A Full Life: The Works of Charlotte Mason

Our aim in Education is to give a Full Life. -C. Mason

Filed under: Vol. 3, Chapter 5 — CM Blogger at 1:13 am on Monday, September 1, 2008

The Solidarity of the Race.––One other idea that appears to be at work in the world for the elevation of mankind is that of the solidarity of the race. The American poet, Walt Whitman, expresses one side of this intuition when he tells us how he conquers with every triumphant general, bleeds with every wounded soldier, shares the spring morning and the open road and the pride of the horses with every jolly waggoner––in fact, lives in all other lives that touch him anywhere, even in imagination.
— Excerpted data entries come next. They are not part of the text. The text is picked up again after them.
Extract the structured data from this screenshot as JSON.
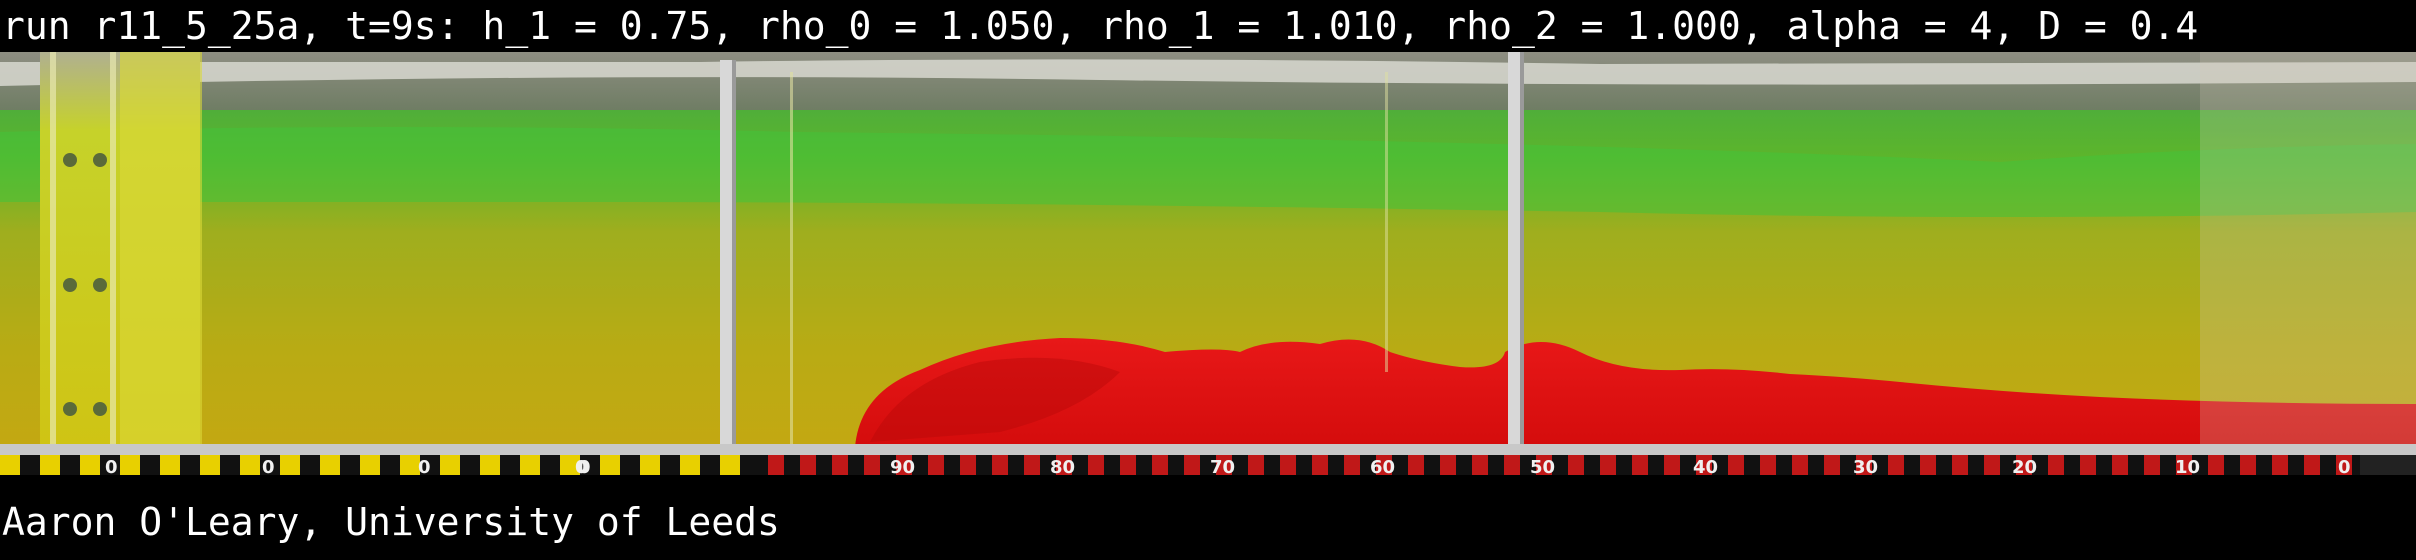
{
  "header": {
    "caption": "run r11_5_25a, t=9s: h_1 = 0.75, rho_0 = 1.050, rho_1 = 1.010, rho_2 = 1.000, alpha = 4, D = 0.4"
  },
  "footer": {
    "credit": "Aaron O'Leary, University of Leeds"
  },
  "ruler": {
    "labels": [
      "0",
      "0",
      "0",
      "0",
      "0",
      "90",
      "80",
      "70",
      "60",
      "50",
      "40",
      "30",
      "20",
      "10",
      "0"
    ]
  },
  "colors": {
    "upper_layer": "#3fbf3a",
    "middle_layer": "#b8b21a",
    "lower_current": "#e01010",
    "ruler_red": "#c01818",
    "ruler_yellow": "#e8d000"
  }
}
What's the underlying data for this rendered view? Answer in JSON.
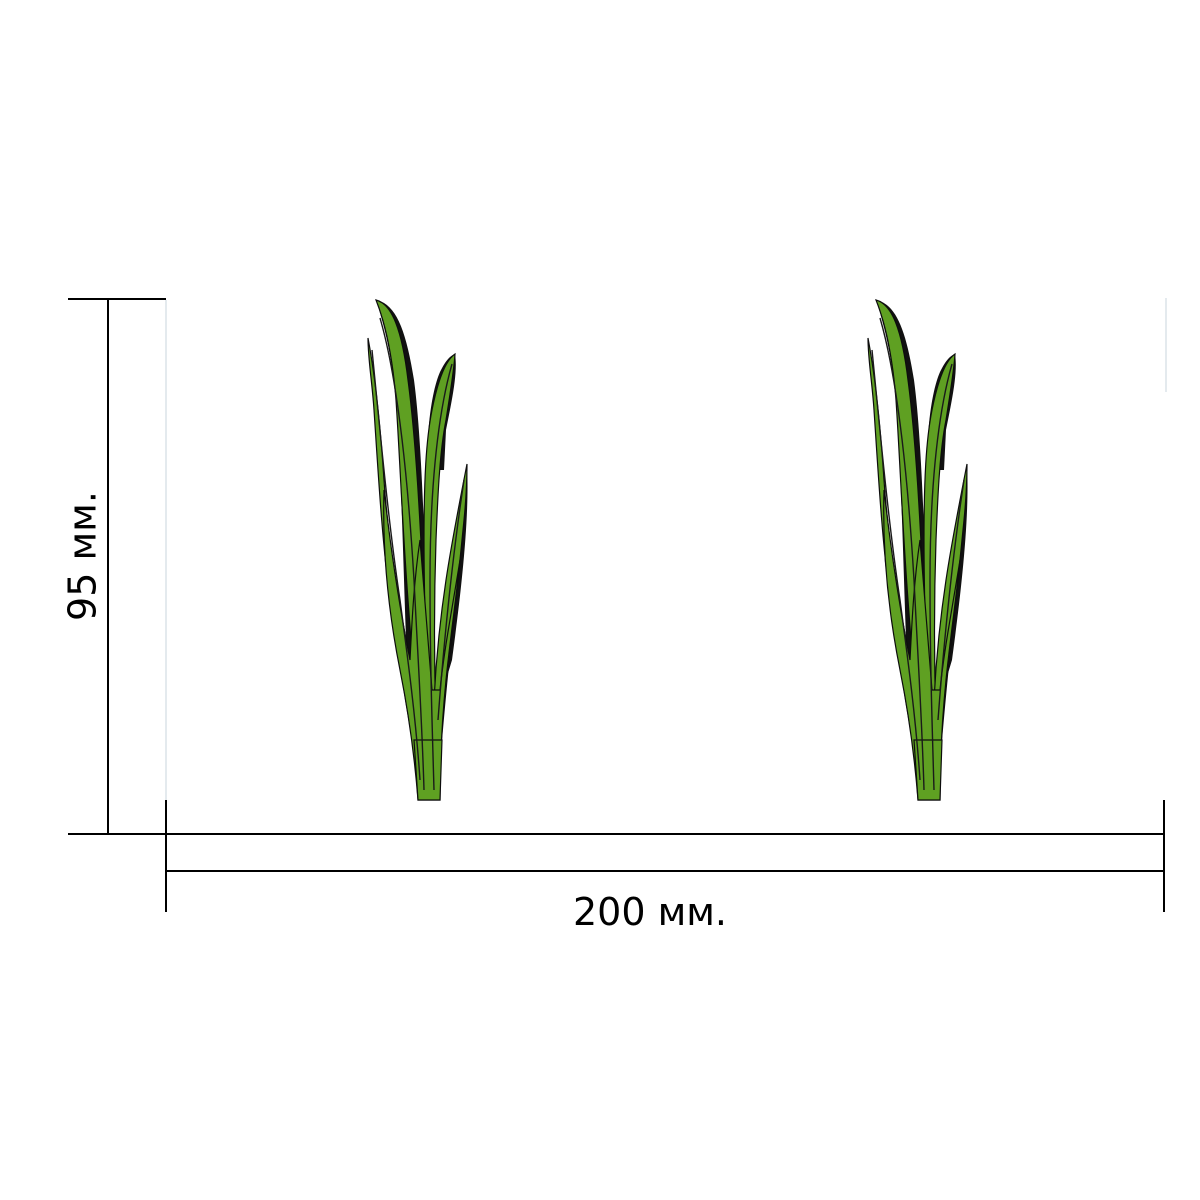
{
  "dimensions": {
    "height_label": "95 мм.",
    "width_label": "200 мм."
  },
  "colors": {
    "leaf": "#5fa022",
    "outline": "#111111",
    "dimension_lines": "#000000"
  },
  "plants": [
    {
      "name": "grass-plant-left",
      "icon": "grass-icon"
    },
    {
      "name": "grass-plant-right",
      "icon": "grass-icon"
    }
  ]
}
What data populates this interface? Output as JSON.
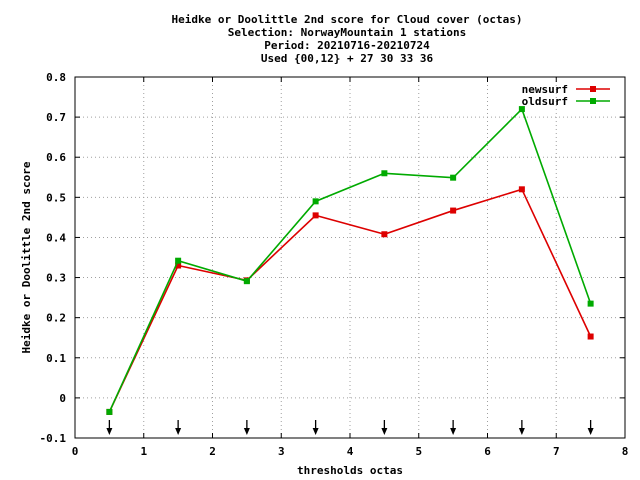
{
  "chart_data": {
    "type": "line",
    "title_lines": [
      "Heidke or Doolittle 2nd score  for Cloud cover (octas)",
      "Selection: NorwayMountain      1 stations",
      "Period: 20210716-20210724",
      "Used {00,12} + 27 30 33 36"
    ],
    "xlabel": "thresholds octas",
    "ylabel": "Heidke or Doolittle 2nd score",
    "xlim": [
      0,
      8
    ],
    "ylim": [
      -0.1,
      0.8
    ],
    "x_ticks": [
      "0",
      "1",
      "2",
      "3",
      "4",
      "5",
      "6",
      "7",
      "8"
    ],
    "y_ticks": [
      "-0.1",
      "0",
      "0.1",
      "0.2",
      "0.3",
      "0.4",
      "0.5",
      "0.6",
      "0.7",
      "0.8"
    ],
    "grid": true,
    "legend_position": "top-right",
    "x": [
      0.5,
      1.5,
      2.5,
      3.5,
      4.5,
      5.5,
      6.5,
      7.5
    ],
    "series": [
      {
        "name": "newsurf",
        "color": "#dd0000",
        "values": [
          -0.035,
          0.33,
          0.293,
          0.455,
          0.408,
          0.467,
          0.52,
          0.153
        ]
      },
      {
        "name": "oldsurf",
        "color": "#00aa00",
        "values": [
          -0.035,
          0.342,
          0.291,
          0.49,
          0.56,
          0.549,
          0.72,
          0.235
        ]
      }
    ],
    "arrow_markers_x": [
      0.5,
      1.5,
      2.5,
      3.5,
      4.5,
      5.5,
      6.5,
      7.5
    ]
  }
}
This is something more than the brotherhood of man; that belongs to the present; but our sense of the oneness of humanity reaches into the remotest past, making us regard with tender reverence every relic of the antiquity of our own people or of any other; and, with a sort of jubilant hope, every prognostic of science or philanthropy which appears to us to be the promise of the centuries to come. Is it too much to expect that psychology shall take cognisance of this great educational force as well as of the two others I have indicated? I do not say that these three are the only, so to speak, motor ideas of our age; but I think they are the three of which we are all most aware, and I think, too, that any system of psychology which takes no cognisance of either, or of all of them, does not afford that basis for our educational theory and practice of which we are in search.